The strategic town lies 20 kilometers (12 miles) west of Goma, capital of North Kivu province, and fighting resumed in the area on Saturday, witnesses said, after several days of quiet.
By midday Sunday, a precarious calm had settled over the region, the witnesses added.
A DRC security source told AFP the U.N. soldiers were wounded when two M23 shells landed on their camp in Sake's Mubambiro district.
M23 was shelling the town after "patriotic" militia known as "Wazalendo" that support the army had attacked the rebels, the source said.
The Tutsi-led M23 (March 23 Movement) launched a new offensive two weeks ago against several towns, 70 kilometers from Goma, extending its control northwards in the Rutshuru and Masisi territory.

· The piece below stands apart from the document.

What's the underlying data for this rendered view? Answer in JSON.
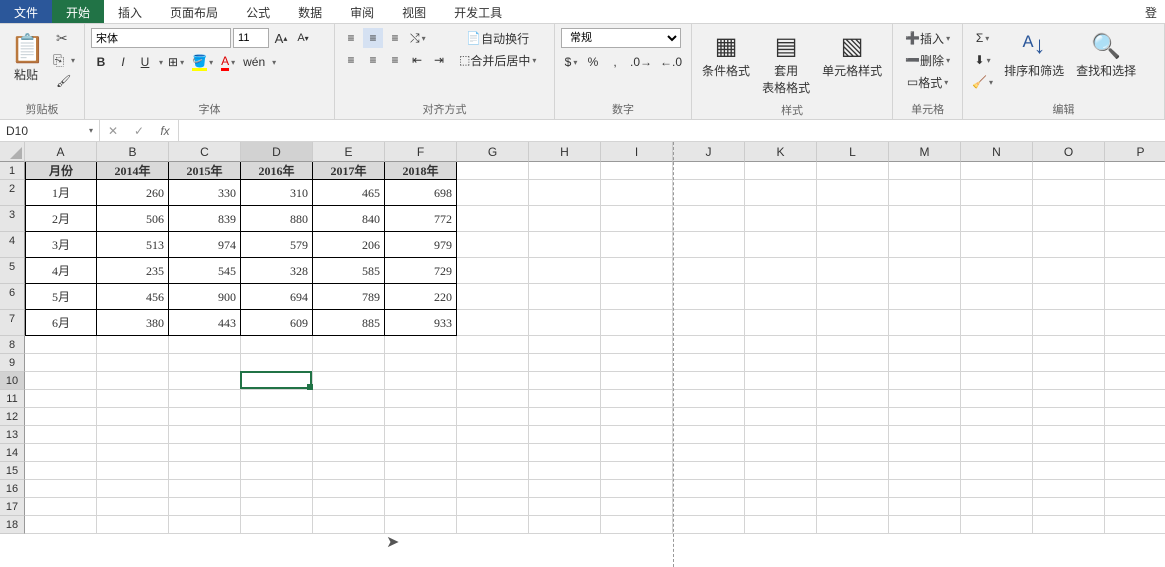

Keita, the U.N. secretary general's special representative in the DRC, said in a statement the peacekeepers had been deployed in North Kivu for several weeks under Operation Springbok where the army and peacekeepers "are carrying out joint operations,"
Lieutenant-colonel Guillaume Ndjike, the province's army spokesman, accused Rwandan forces of targeting the U.N. position at Sake during the clashes.
The 15,000 U.N. troops deployed in the DRC started to leave at the end of February at the request of the Kinshasa government which considers them ineffective. The withdrawal is due to be completed by the end of the the year.
After eight years of dormancy, the M23 rebellion took up arms again in late 2021, seizing large swathes of North Kivu—cutting off all land access to Goma except the Rwandan border road in early February.
According to Kinshasa, the United Nations and Western countries, neighboring Rwanda is backing the M23, which Kigali denies.
Tens of thousands of people have been displaced by the latest battles. The U.N. estimated at the end of 2023 that nearly seven million people were displaced in the DRC, including 2.5 million in North Kivu alone.